Hedge Funds Take Another Look at Greek Debt

In Athens, demonstrators gathered to protest austerity measures. Yannis Behrakis/ReutersIn Athens, demonstrators gathered to protest austerity measures.

LONDON — Twice burned, once shy?

Maybe not for hedge funds looking to make money in Greek bonds.

Ever since last summer, when it became clear that private sector bond investors would need to take a loss to ease Greece’s debt burden, some hedge funds have been betting large sums of money on different outcomes. And for the most part, the funds have lost their collective shirt as the value of the investments sank.

Now their investment noses are twitching again, this time at the prospect of buying the cheapest Greek bonds on the street: long-term, local-law bonds that currently trade at 19 cents on the euro — a knock-down price that reflects Greece’s current condition. A number of funds of late have been assessing the debt as a potential investment, according to brokers and traders with knowledge of the matter.

Of course, the hedge funds are well aware of Greece’s woes, even after it was promised 130 billion euros in additional bailout funds this week.

But therein lies opportunity.

By buying these bonds and then swapping them for new longer-term Greek securities when the debt restructuring takes place next month, they stand to make a quick profit. Traders and analysts expect the new bonds to have a market value of 26 to 30 cents. As a bonus, the exchange would also include two-year bonds issued by the Europe Financial Stability Facility, the European rescue fund backed by guarantees from Germany, France and other euro zone countries.

“It’s a perfectly decent trade, although you will need broad shoulders given the risk,” said Gabriel Sterne, an economist at Exotix, a London-based boutique bank that specializes in trading and analyzing distressed debt. “Let’s say you buy at 21 and the deal goes through at 27 — that is a 28 percent return.”

To a certain extent, the trade mimics the first one put on by funds last summer when they bought bonds at 40 to 50 cents, hoping to swap them for new securities worth about 80 cents. They were burned, however, when Europe scrapped the first 20 percent haircut proposal for a much deeper one, sending the bonds to their current rock-bottom levels.

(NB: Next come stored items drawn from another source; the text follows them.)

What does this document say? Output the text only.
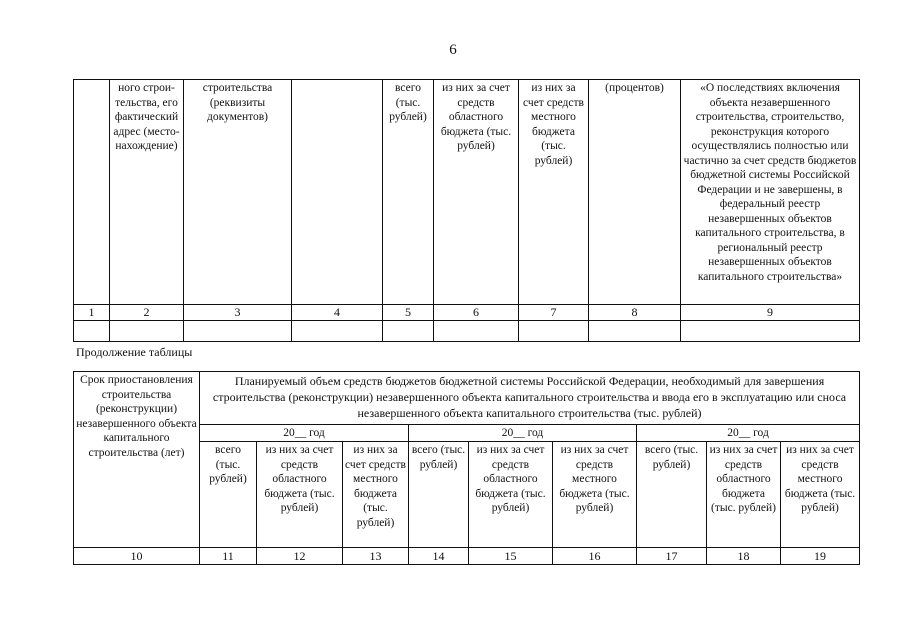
6
	ного строи-тельства, его фактический адрес (место-нахождение)	строительства (реквизиты документов)		всего (тыс. рублей)	из них за счет средств областного бюджета (тыс. рублей)	из них за счет средств местного бюджета (тыс. рублей)	(процентов)	«О последствиях включения объекта незавершенного строительства, строительство, реконструкция которого осуществлялись полностью или частично за счет средств бюджетов бюджетной системы Российской Федерации и не завершены, в федеральный реестр незавершенных объектов капитального строительства, в региональный реестр незавершенных объектов капитального строительства»
1	2	3	4	5	6	7	8	9

Продолжение таблицы
Срок приостановления строительства (реконструкции) незавершенного объекта капитального строительства (лет)	Планируемый объем средств бюджетов бюджетной системы Российской Федерации, необходимый для завершения строительства (реконструкции) незавершенного объекта капитального строительства и ввода его в эксплуатацию или сноса незавершенного объекта капитального строительства (тыс. рублей)								
	20__ год			20__ год			20__ год		
	всего (тыс. рублей)	из них за счет средств областного бюджета (тыс. рублей)	из них за счет средств местного бюджета (тыс. рублей)	всего (тыс. рублей)	из них за счет средств областного бюджета (тыс. рублей)	из них за счет средств местного бюджета (тыс. рублей)	всего (тыс. рублей)	из них за счет средств областного бюджета (тыс. рублей)	из них за счет средств местного бюджета (тыс. рублей)
10	11	12	13	14	15	16	17	18	19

More recently, funds scooped up billions of euros of bonds maturing on March 20 in the 40-cent range, expecting Europe’s bailout of Greece to include funds to repay these bonds in full. With that prospect no longer likely, these bonds have been falling too, and now trade in the low 30s.

This latest trade carries profound risks as well. While the new bonds might hit the market at 27 cents or so, there is no guarantee that they will stay at that level, let alone appreciate in value — especially if Greece’s economic prospects continue to deteriorate and the country has to either restructure its debt again or default and leave the euro. And if the new bonds plummet in price, unloading them will become nearly impossible.

But the upside may be too tantalizing to ignore, given the short time frame involved (the deadline to get the deal done is March 20, when Greece faces a 14.5 billion euro bond repayment) and the potential return (possibly 28 percent in less than a month).

Moreover, if investors pile into the bonds and then agree to the swap, the chances improve that enough investors vote to participate in the transaction so that it actually takes place. That would make the trade a win for speculators as well as for Greece, whose debt will be reduced by 100 billion euros if the deal is completed.

In many ways the investor interest is a sign that the debt restructuring — without which Greece will certainly face a chaotic default — has a good chance of succeeding.

The latest sign is the draft of a collective action clause law that is expected to be passed by the Greek Parliament in the coming days. Known as a CAC, this clause is being attached to existing Greek bond contracts, giving Greece the right to force all investors to accept the 75 percent loss on their holdings – even those who choose to spurn the offer.

A CAC can be imposed only after it has become clear how many investors want to swap their bonds and how many will choose to opt out. Greece — in setting a participation threshold of 66 percent — is more or less indicating that it believes that percentage of investors will participate. Once that many vote to accept the terms, minority investors will be forced to share in the losses.

“My bet is that the reason they have set the threshold at 66 percent is because they believe they can meet that easily,” said Mitu Gulati, a sovereign debt expert at Duke University Law School. “No one wants this deal to fail.”

That especially applies to hedge funds holding Greek bonds.